Das LG Köln verurteilte A wegen versuchtem Mord in Verdeckungsabsicht durch Unterlassen gem. §§ 211, 212, 22, 13 StGB tateinheitlich mit Misshandlung von Schutzbefohlenen gem. § 225 Abs. 1 Nr. 1, Abs. 3 Nr. 1 StGB.
Der BGH äußerte Zweifel, ob die Verdeckungsabsicht bejaht werden könne, da es auch denkbar sei, dass der Tötungsvorsatz bereits früher gefasst worden sei, so dass das spätere Unterlassen der medizinischen Versorgung nur die Fortsetzung der bereits begonnen Tat wäre.

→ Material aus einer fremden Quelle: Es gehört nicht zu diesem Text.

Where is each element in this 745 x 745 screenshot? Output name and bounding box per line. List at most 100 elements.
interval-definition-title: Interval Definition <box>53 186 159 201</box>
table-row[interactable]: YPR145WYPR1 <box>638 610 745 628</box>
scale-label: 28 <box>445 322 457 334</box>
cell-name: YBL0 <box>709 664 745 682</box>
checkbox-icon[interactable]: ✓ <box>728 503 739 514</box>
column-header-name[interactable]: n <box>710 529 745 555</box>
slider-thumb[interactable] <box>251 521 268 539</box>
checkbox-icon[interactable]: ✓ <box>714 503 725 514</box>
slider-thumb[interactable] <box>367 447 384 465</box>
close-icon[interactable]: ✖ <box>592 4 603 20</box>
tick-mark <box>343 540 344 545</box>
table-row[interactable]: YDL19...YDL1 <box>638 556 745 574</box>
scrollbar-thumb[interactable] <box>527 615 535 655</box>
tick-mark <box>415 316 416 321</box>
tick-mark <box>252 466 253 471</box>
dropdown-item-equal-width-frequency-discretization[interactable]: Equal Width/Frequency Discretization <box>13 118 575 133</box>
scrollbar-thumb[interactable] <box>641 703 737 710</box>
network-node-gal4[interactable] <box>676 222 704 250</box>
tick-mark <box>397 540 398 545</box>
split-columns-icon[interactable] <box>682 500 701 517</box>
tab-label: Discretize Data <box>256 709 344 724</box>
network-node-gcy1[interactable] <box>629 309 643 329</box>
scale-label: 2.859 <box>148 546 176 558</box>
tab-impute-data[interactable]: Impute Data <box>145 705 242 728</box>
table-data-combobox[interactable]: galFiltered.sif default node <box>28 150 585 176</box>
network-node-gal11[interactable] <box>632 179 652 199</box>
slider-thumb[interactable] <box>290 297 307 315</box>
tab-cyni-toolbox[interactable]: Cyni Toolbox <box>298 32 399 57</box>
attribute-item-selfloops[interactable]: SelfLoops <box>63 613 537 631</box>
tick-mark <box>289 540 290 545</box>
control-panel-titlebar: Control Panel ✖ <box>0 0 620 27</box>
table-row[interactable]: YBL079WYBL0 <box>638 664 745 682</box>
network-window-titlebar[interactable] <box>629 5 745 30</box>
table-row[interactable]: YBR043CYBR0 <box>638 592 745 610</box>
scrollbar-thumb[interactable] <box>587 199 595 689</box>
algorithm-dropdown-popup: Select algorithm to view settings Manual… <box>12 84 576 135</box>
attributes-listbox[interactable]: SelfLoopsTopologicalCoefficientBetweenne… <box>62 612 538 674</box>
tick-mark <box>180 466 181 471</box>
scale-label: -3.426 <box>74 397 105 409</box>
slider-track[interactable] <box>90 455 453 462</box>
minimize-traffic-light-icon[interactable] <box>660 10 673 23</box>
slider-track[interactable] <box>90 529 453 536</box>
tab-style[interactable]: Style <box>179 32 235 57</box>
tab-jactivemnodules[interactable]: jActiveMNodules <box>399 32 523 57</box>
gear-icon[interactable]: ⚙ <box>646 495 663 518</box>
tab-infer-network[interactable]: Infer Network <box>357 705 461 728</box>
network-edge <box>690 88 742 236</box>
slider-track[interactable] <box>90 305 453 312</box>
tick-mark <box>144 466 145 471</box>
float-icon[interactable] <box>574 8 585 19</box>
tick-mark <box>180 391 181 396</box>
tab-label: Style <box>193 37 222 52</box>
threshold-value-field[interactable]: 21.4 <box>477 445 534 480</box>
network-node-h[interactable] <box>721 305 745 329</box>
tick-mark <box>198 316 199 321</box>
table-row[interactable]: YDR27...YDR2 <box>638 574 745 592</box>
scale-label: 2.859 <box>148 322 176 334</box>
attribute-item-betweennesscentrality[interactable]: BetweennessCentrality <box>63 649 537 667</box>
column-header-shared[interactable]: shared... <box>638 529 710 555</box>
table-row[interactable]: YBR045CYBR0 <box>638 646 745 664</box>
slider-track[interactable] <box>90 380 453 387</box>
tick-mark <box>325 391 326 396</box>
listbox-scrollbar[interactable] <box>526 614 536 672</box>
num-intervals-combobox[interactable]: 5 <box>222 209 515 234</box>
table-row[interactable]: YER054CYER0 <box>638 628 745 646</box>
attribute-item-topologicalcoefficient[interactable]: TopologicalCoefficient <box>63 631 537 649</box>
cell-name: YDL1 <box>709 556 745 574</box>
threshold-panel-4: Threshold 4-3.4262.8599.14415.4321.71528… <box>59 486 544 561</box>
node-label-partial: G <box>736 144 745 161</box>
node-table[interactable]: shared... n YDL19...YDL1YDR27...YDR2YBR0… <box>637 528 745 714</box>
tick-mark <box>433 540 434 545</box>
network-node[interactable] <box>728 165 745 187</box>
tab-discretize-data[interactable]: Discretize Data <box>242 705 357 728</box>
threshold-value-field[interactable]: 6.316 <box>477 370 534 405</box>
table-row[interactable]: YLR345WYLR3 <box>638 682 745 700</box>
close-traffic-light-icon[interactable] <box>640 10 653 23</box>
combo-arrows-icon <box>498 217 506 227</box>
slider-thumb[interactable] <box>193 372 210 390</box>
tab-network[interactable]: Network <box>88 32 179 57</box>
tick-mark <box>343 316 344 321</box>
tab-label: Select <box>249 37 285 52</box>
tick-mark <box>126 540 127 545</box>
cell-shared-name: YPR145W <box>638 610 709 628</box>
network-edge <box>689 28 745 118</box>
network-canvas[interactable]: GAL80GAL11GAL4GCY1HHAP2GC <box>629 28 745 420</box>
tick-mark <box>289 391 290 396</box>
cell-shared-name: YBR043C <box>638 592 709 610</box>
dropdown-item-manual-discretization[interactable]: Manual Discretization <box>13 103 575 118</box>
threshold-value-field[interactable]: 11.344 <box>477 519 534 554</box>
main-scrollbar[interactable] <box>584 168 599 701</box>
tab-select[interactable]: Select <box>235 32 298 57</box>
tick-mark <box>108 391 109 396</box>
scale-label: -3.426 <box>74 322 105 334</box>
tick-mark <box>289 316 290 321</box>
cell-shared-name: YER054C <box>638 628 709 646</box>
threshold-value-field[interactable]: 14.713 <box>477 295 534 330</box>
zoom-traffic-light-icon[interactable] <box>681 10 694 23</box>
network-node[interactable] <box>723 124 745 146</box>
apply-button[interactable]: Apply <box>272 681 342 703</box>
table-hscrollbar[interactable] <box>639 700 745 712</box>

Im Einzelnen führt er dazu folgendes aus:
„Der Annahme eines Verdeckungsmordes steht grundsätzlich nicht entgegen, dass sich bereits die zu verdeckende Vortat gegen Leib und Leben des Opfers richtet …. oder die Tat mit bedingtem Vorsatz und durch Unterlassen begangen wurde … Auch kann für eine Absicht der Eltern, die vorangehende Misshandlung Schutzbefohlener durch den Tod des Opfers zu verdecken, und damit für das Vorliegen des Mordmerkmals der Verdeckungsabsicht sprechen, dass sie – wie hier – niemanden mehr zu dem Kind ließen, weil sie die lebensbedrohliche Verschlechterung des Zustandes des Kindes bemerkten und weil sie die Einschaltung des Jugendamtes fürchteten, und dass sie Dritten gegenüber wahrheitswidrige Angaben zum Gesundheitszustand des Kindes machten …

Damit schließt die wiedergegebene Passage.